Exclusive: ‘Border of Democracy’ – Lithuanian MP on Why Country Is Building a Wall to Stop Illegals

POSKONYS, LITHUANIA - JUNE 21: Lithuania State Border Guard Vytautas Makauskas patroling n
Paulius Peleckis/Getty Images

A Lithuanian MP has told Breitbart News that her country will stand firm in protecting the “border of democracy” as Belarusian dictator Alexander Lukashenko continues to attempt to weaponise illegal migration against the European Union.

This week, the parliament in Lithuania declared a “state-level extreme situation” in regards to the growing migrant crisis, in which some 4,000 illegal aliens — mostly from Iraq — have crossed the border between Belarus and the small EU member-state.

The Lukashenko regime has been accused of actively facilitating migrants from Africa and the Middle East crossing the border, with many seeing it as a response to the EU sanctions imposed on the former Soviet bloc nation in June.

In response, the Lithuanian parliament voted in favour of erecting a border fence with Belarus this week.

In an exclusive interview with Breitbart London, Lithuanian MP Dovilė Šakalienė said: “We are not living in one big state, there are states and there are borders.”

“We have to protect ourselves because this is the border of democracy. Our eastern border is the end of the EU and the end of democracy,” she said.

Šakalienė said that the scale of illegal migration into Lithuania, which has increased fifty-fold over 2020, with some 4,000 illegal migrants crossing the border, demonstrates that “this is not a natural migration”.

“Through surveillance, we see that the Belarusian border force is actively assisting migrants to come to the Lithuanian border,” she said, backing up claims from the European Union’s border agency, Frontex, which claimed to have drone footage proving Lukashenko’s regime has been facilitating the illegal crossings of the border.

Poland, another EU member-state bordering Lithuania and Belarus, has also seen record border crossings from the latter in recent days, mostly of Afghans and Iraqis.

Following the sanctions imposed on Belarus by the European Union after Minsk used a warplane to force a Ryanair flight to Lithuania to land in the country to arrest a prominent critic of the government, the Lukashenko regime has been accused of flying in migrants from Iraq in order to flood the border.

Šakalienė said that “so-called tourism agencies” in Iraq have been advertising “European excursions” for thousands of dollars per migrant, promoting the “lie” from Lukashenko that there is no border between Belarus and Lithuania.

“When these people come, they are in a mousetrap because of course our border is secure and they cannot pass. It’s easier for migrants to understand what’s going on if there is a border fence, that it was deceit, they were defrauded by Lukashenko’s regime that there are no walls and that they can enter the European Union.”

“It is a very clear message, this is not an open border,” she added.

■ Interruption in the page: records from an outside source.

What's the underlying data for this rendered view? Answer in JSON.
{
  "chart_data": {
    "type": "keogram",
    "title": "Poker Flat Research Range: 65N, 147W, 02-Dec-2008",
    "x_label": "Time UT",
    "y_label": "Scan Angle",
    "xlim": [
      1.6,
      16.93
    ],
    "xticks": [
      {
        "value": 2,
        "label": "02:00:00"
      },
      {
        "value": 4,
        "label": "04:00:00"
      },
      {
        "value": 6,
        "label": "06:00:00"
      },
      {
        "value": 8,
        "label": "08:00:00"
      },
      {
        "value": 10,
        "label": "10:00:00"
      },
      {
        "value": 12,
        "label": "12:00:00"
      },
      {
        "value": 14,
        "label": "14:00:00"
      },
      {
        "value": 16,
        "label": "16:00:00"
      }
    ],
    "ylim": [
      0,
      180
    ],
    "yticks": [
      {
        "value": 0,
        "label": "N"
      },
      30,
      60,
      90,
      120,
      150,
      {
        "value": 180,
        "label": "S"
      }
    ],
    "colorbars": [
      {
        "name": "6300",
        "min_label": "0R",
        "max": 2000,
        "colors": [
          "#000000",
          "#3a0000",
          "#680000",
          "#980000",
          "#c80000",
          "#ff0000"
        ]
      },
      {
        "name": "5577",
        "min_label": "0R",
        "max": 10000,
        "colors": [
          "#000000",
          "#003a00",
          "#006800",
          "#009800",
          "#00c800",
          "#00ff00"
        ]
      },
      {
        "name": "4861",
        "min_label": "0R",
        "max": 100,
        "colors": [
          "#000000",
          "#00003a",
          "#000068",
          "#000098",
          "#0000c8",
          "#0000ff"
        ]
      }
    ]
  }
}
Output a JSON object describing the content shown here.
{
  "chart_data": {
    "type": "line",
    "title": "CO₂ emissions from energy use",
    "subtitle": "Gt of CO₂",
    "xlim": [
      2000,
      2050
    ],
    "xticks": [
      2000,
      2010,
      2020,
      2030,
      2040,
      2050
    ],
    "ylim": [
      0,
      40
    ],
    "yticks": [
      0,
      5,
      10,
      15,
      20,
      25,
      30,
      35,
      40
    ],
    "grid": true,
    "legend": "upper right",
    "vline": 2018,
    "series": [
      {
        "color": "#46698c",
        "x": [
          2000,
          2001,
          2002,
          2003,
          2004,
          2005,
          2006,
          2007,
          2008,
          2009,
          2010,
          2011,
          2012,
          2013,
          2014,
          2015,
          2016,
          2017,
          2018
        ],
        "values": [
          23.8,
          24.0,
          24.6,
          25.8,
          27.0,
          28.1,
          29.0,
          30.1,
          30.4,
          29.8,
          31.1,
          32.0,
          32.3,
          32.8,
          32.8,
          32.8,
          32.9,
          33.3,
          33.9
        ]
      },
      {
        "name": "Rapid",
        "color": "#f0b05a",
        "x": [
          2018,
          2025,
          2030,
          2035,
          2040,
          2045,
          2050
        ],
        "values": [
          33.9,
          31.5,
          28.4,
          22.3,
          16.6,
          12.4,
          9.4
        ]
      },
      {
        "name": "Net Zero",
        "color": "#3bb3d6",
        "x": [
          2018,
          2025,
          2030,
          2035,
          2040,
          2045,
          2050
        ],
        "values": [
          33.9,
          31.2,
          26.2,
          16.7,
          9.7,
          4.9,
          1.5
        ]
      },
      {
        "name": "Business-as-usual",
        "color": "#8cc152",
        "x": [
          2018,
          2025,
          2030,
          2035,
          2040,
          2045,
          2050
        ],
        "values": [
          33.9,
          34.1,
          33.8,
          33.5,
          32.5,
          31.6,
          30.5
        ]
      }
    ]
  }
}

Amid pressure from Brussels and Lithuania’s tough border crackdown, the government of Iraq has suspended flights to Belarus and has even sent planes to pick up the stranded migrants and return them home.

“Iraq is going to be getting back a lot of unhappy people, who have been robbed of their money, I don’t think they will feel happy about being used as a tool of the Lukanhesko regime,” Šakalienė said.

“Of course I would like to help every economic migrant but we can’t, we are too small of a country and if you want to go to Germany — and most of them do want to go there — Lithuania is not a migration route.

“People can apply for asylum in border posts or simply email our migration department, because they are in a safe country, they’ve got visas and got plane tickets for Belarus on their own accord.”

The MP said that she has long favoured a border wall with Belarus, as it would serve to prevent any mistaken territorial conflicts with the Belarusian military.

“I have been for the wall before the migrant situation began, because Belarus is not a democratic state, we have a dictator beyond our walls and who knows what else he could do,” she said.

“In several weeks [Lukashenko’s] military training exercises are starting, meaning tens of thousands of Belarusian and Russian soldiers next to our border… so migrants is just one part of the problem,” Šakalienė added.

The Lithuanian MP said that going forward her country will be looking to partner with the EU on further sanctions on Belarus, including on potash supplies, which almost all flow through Lithuania’s Baltic port of Klaipeda.

Potash is a key ingredient in the production of potassium fertiliser, which alongside oil is a key export for Belarus, which accounts for about twenty per cent of the global supply.